Florian Bengert studied architecture at KIT, graduating with distinction in 2017. His master’s thesis, which examines the smartphone as the New Architecture Machine of the twenty-first century, was awarded the Friedrich Weinbrenner Prize 2017, which honors outstanding theses. He is currently a PhD candidate at the KIT Chair for Theory of Architecture, where his research deals with architectural designs in the context of the patent system. His focus of interest is on the cultural logic of the digital era and the resulting role of the architect. In 2016, he co-organized the lecture series “LIVE LOVE ARCH – Towards a Methodic Optimism” at KIT: in it, he discussed positions, potentials, and strategies for the current production of architecture with Dogma, BeL, and Fala Atelier, among others. Funded by the scholarship program of the Sto Foundation and the ARCH+ Förderverein, he was part of the Berlin-based ARCH+ editorial team in 2016/2017. In 2018, he was project assistant for the projekt bauhaus Werkstatt / Datatopia Summer School at Floating University in Berlin. In 2012, he participated in the exhibition 40,000 hours at the 13th Architecture Biennale in Venice. Further projects have been shown at various international venues such as the Future Architecture Platform (Museum of Architecture and Design, Ljubljana, 2017), the Haus der Architektur (Graz, 2017), MAXXI – the National Museum of XXI Century Arts (Rome, 2017), and the Biennale of Architecture and Urbanism (Seoul, 2017).
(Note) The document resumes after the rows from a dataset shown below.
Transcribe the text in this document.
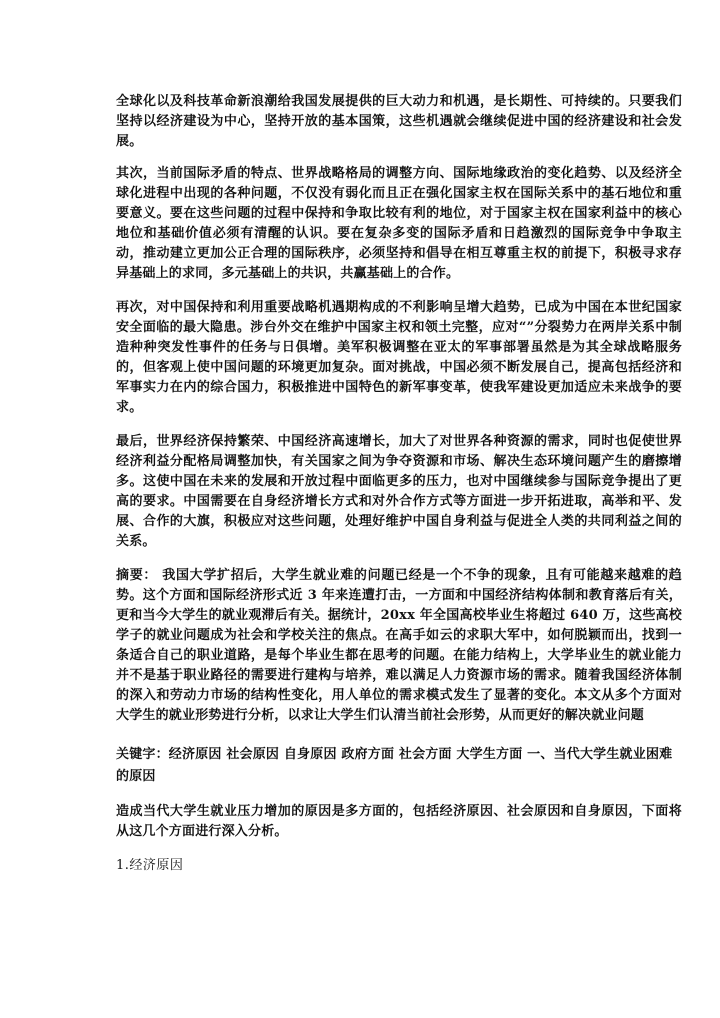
全球化以及科技革命新浪潮给我国发展提供的巨大动力和机遇，是长期性、可持续的。只要我们坚持以经济建设为中心，坚持开放的基本国策，这些机遇就会继续促进中国的经济建设和社会发展。

其次，当前国际矛盾的特点、世界战略格局的调整方向、国际地缘政治的变化趋势、以及经济全球化进程中出现的各种问题，不仅没有弱化而且正在强化国家主权在国际关系中的基石地位和重要意义。要在这些问题的过程中保持和争取比较有利的地位，对于国家主权在国家利益中的核心地位和基础价值必须有清醒的认识。要在复杂多变的国际矛盾和日趋激烈的国际竞争中争取主动，推动建立更加公正合理的国际秩序，必须坚持和倡导在相互尊重主权的前提下，积极寻求存异基础上的求同，多元基础上的共识，共赢基础上的合作。

再次，对中国保持和利用重要战略机遇期构成的不利影响呈增大趋势，已成为中国在本世纪国家安全面临的最大隐患。涉台外交在维护中国家主权和领土完整，应对“”分裂势力在两岸关系中制造种种突发性事件的任务与日俱增。美军积极调整在亚太的军事部署虽然是为其全球战略服务的，但客观上使中国问题的环境更加复杂。面对挑战，中国必须不断发展自己，提高包括经济和军事实力在内的综合国力，积极推进中国特色的新军事变革，使我军建设更加适应未来战争的要求。

最后，世界经济保持繁荣、中国经济高速增长，加大了对世界各种资源的需求，同时也促使世界经济利益分配格局调整加快，有关国家之间为争夺资源和市场、解决生态环境问题产生的磨擦增多。这使中国在未来的发展和开放过程中面临更多的压力，也对中国继续参与国际竞争提出了更高的要求。中国需要在自身经济增长方式和对外合作方式等方面进一步开拓进取，高举和平、发展、合作的大旗，积极应对这些问题，处理好维护中国自身利益与促进全人类的共同利益之间的关系。

摘要： 我国大学扩招后，大学生就业难的问题已经是一个不争的现象，且有可能越来越难的趋势。这个方面和国际经济形式近 3 年来连遭打击，一方面和中国经济结构体制和教育落后有关，更和当今大学生的就业观滞后有关。据统计，20xx 年全国高校毕业生将超过 640 万，这些高校学子的就业问题成为社会和学校关注的焦点。在高手如云的求职大军中，如何脱颖而出，找到一条适合自己的职业道路，是每个毕业生都在思考的问题。在能力结构上，大学毕业生的就业能力并不是基于职业路径的需要进行建构与培养，难以满足人力资源市场的需求。随着我国经济体制的深入和劳动力市场的结构性变化，用人单位的需求模式发生了显著的变化。本文从多个方面对大学生的就业形势进行分析，以求让大学生们认清当前社会形势，从而更好的解决就业问题

关键字：经济原因 社会原因 自身原因 政府方面 社会方面 大学生方面 一、当代大学生就业困难的原因

造成当代大学生就业压力增加的原因是多方面的，包括经济原因、社会原因和自身原因，下面将从这几个方面进行深入分析。

1.经济原因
A Smarthome is Not a Smart Home. Über das zukünftige Zuhause
Throughout our lives, we are all looking for the one space we can call home. A place giving us the feeling of having arrived. This yearning is probably one of the most primal human desires, and at the same time a basic theme of any architectural work. The personal idea of what exactly it means to “arrive” and the resulting spatial answers are subject to the same changes over the course of time. However, it has become clear that such progress does not follow any social logic or, more importantly, any technological logic. Therefore, in order to address the question of what a viable sustainable city might look like in future high-tech eras, there must be detailed discussion about what urban homes have to provide and the extent to which we can talk about “smartness” in this context. Do we still have traditional typologies like house and rented apartment in mind, or is the bed we are commuting to every day (be it our own or an unfamiliar one) the last vestige of this feeling of “having arrived”? Or has the feeling already been reduced to the availability of a fast Internet connection and the use of our smartphone? It is evident that the digital communication technologies with their abstract information spaces are gradually converting and re-encoding our physical reality. Borders are becoming increasingly blurred; classic architectural elements such as walls and doors are losing their operational character in this present. These developments open up new perspectives and tasks for architecture and require a revision of its tools at the interface between the physical and the digital world. This is nothing more than the search for smart alternatives for walls and doors.